# Help Overclocking ATI Mobility Radeon X1300



## grnghiskhano (Jul 16, 2007)

Hello,
I haven't been able to overclock the video card on my T60 laptop, I've installed the Atitool when I click on find "find max core" the cube does it's thing but nothing happens, it doesn't find the max (last time a did it for 16 hours without luck).
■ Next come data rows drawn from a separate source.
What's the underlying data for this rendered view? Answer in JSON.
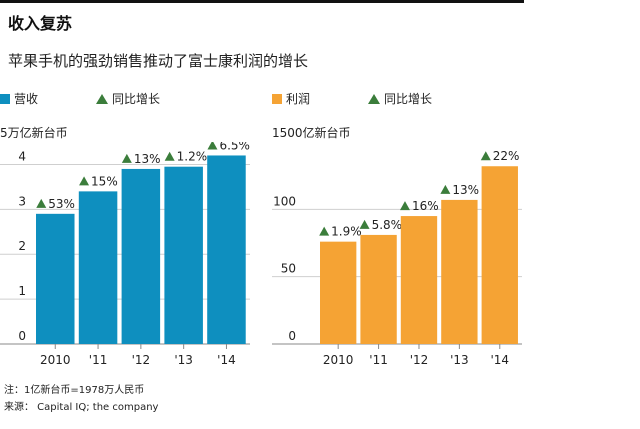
{
  "header": {
    "title": "收入复苏",
    "subtitle": "苹果手机的强劲销售推动了富士康利润的增长"
  },
  "footer": {
    "note": "注：1亿新台币=1978万人民币",
    "source": "来源：  Capital IQ; the company"
  },
  "chart_data": [
    {
      "type": "bar",
      "legend": [
        "营收",
        "同比增长"
      ],
      "ylabel": "5万亿新台币",
      "categories": [
        "2010",
        "'11",
        "'12",
        "'13",
        "'14"
      ],
      "values": [
        2.9,
        3.4,
        3.9,
        3.95,
        4.2
      ],
      "growth_labels": [
        "53%",
        "15%",
        "13%",
        "1.2%",
        "6.5%"
      ],
      "yticks": [
        0,
        1,
        2,
        3,
        4
      ],
      "ylim": [
        0,
        4.5
      ],
      "color": "#0e8fbf",
      "grid": true
    },
    {
      "type": "bar",
      "legend": [
        "利润",
        "同比增长"
      ],
      "ylabel": "1500亿新台币",
      "categories": [
        "2010",
        "'11",
        "'12",
        "'13",
        "'14"
      ],
      "values": [
        76,
        81,
        95,
        107,
        132
      ],
      "growth_labels": [
        "1.9%",
        "5.8%",
        "16%",
        "13%",
        "22%"
      ],
      "yticks": [
        0,
        50,
        100
      ],
      "ylim": [
        0,
        150
      ],
      "color": "#f5a334",
      "grid": true
    }
  ]
}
If I move the bars to change the frequency they always go back to 89.95/89.95 when I click on set clock.
please help.

Since I'm new to this I'm sure I'm doing something wrong,  here is my card info, this is what the ATI CATALYST control center show, (atitool says it has 64 mb of memory not 512 mb  )


Graphics Card Manufacturer	Powered by ATI	
Graphics Chipset	ATI Mobility Radeon X1300	
Device ID	7149	
Vendor	1002	

Subsystem ID	2005	
Subsystem Vendor ID	17AA	

Bus Type	PCI Express	
Current Bus Setting	PCI Express	

BIOS Version	009.012.001.025	
BIOS Part Number	BK-ATI VER009.012.001.025	
BIOS Date	2006/12/21	

Memory Size	512 MB	
Memory Type	HyperMemory	

Core Clock in MHz	392 MHz	
Memory Clock in MHz	324 MHz	

Primary Display	Yes


----------



## Trigger911 (Dec 5, 2007)

I have the same card and problem in a dell inspiron 6400


----------



## MikeAaronB (Jan 21, 2008)

I have the same card and the same problem. Please, someone help me (us, rather).


----------